Des volumes horaires qui sont en baisse
Entrer en école d'ingénieurs évoque, pour la plupart des élèves, un rythme soutenu, voire infernal, où l'on enchaîne les nombreuses heures de cours aux travaux personnels. En réalité, et contrairement à la complexité et l'évolution croissante des technologies, les cursus ont évolué en sens contraire. La plupart des écoles font état d'une baisse des cours magistraux et des ' présentiels ' au profit d'une pédagogie en mode projet. Raison de cette tendance ? Des amphis déserts, avec un absentéisme dans les cours classiques pouvant aller jusqu'à 80 % des effectifs.En quête de solutions, les équipes pédagogiques ont tenté de se rapprocher des comportements des jeunes. Des étudiants qui ne travaillent pas moins mais différemment. Avec, notamment, une forte difficulté de concentration sur une longue durée. ' Les volumes horaires classiques sont en diminution, suivant la directive de la CTI qui limite le nombre d'heures (425 heures maximum par semestre ?" NDLR). La consigne est claire : n'envahissez pas les emplois du temps des étudiants par du présentiel. Il leur faut davantage d'autonomie. C'est donc la pédagogie par projet qui domine désormais largement ', explique Pierre Aliphat de la Conférence des grandes écoles (CGE).

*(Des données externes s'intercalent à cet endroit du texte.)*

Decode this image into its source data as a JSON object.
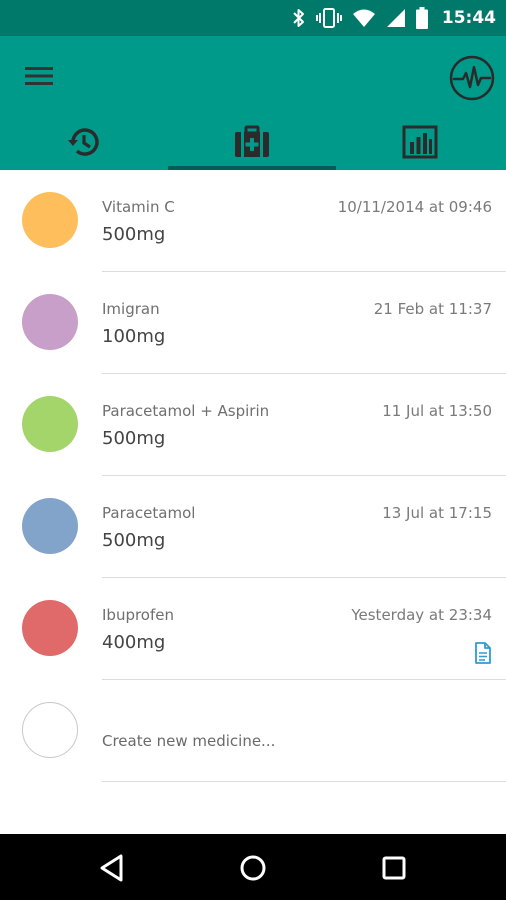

Le tronc commun, un passage obligé
Le tronc commun, c'est le fondement, la base du cursus d'ingénieur. Il contient l'ensemble des connaissances, concepts et notions essentiels que tout ingénieur doit maîtriser pour exercer son métier. ' Nous dispensons trois semestres identiques pour tous ', indique Philippe Depincé, directeur des études de l'école centrale à Nantes. Si le tronc commun est ici destiné aux ingénieurs généralistes, il sera plus spécifique aux technologies de l'information dans les écoles spécialisées, comme l'Epita par exemple : ' Le tronc commun constitue la moitié du cycle et dispense les fondamentaux : langages et systèmes, réseaux, bases de données. Lorsqu'on maîtrise ces piliers, le reste, c'est de la décoration ! ' raille son directeur, Joël Courtois. L'essentiel réside ainsi dans cette unification partielle : méthodologie, principes fondamentaux, c'est une grande partie du choix initial entre les écoles généralistes et spécialisées, privées et publiques. Et son analyse peut se faire sereinement : ces matières n'évoluent que très lentement et rarement. Normal : ' Le socle fondamental ne bouge pas, les grands théorèmes n'évoluent pas ', sourit Pierre Baylet, directeur du développement et de la prospective de l'Institut Telecom (ex-GET).C'est cependant bien au niveau des options, et donc de la deuxième partie du cursus d'ingénieur, que résident toutes les évolutions, voire les révolutions. La tendance est nette : fini les dominantes ou majeures hyperstructurées. Comme les technologies elles-mêmes, les options tendent à suivre le mouvement de la convergence des technologies. Electronique, informatique, réseaux, télécoms... aucune de ces disciplines ne se suffit désormais à elle-même. Il faut jouer la carte de la transversalité. ' Nous devons répondre aux désirs des élèves qui sont de plus en plus variés. Nous procédons ainsi au décloisonnement des disciplines, permettant aux jeunes de trouver les options qui correspondent à leurs goûts ', explique Jean-Pierre Jourdan, directeur adjoint de l'Isep. ' Nos programmes sont structurés par briques. Les élèves s'organisent en fonction de leurs centres d'intérêt et choisissent leurs options à la carte, comme au restaurant, confirme Pierre Baylet. A Paris, nous proposons ainsi 80 plats différents ! ' poursuit- il. Impossible donc d'enseigner la même chose à tout le monde. Une tendance générale qui rend les parcours à la fois plus complexes et plus souples.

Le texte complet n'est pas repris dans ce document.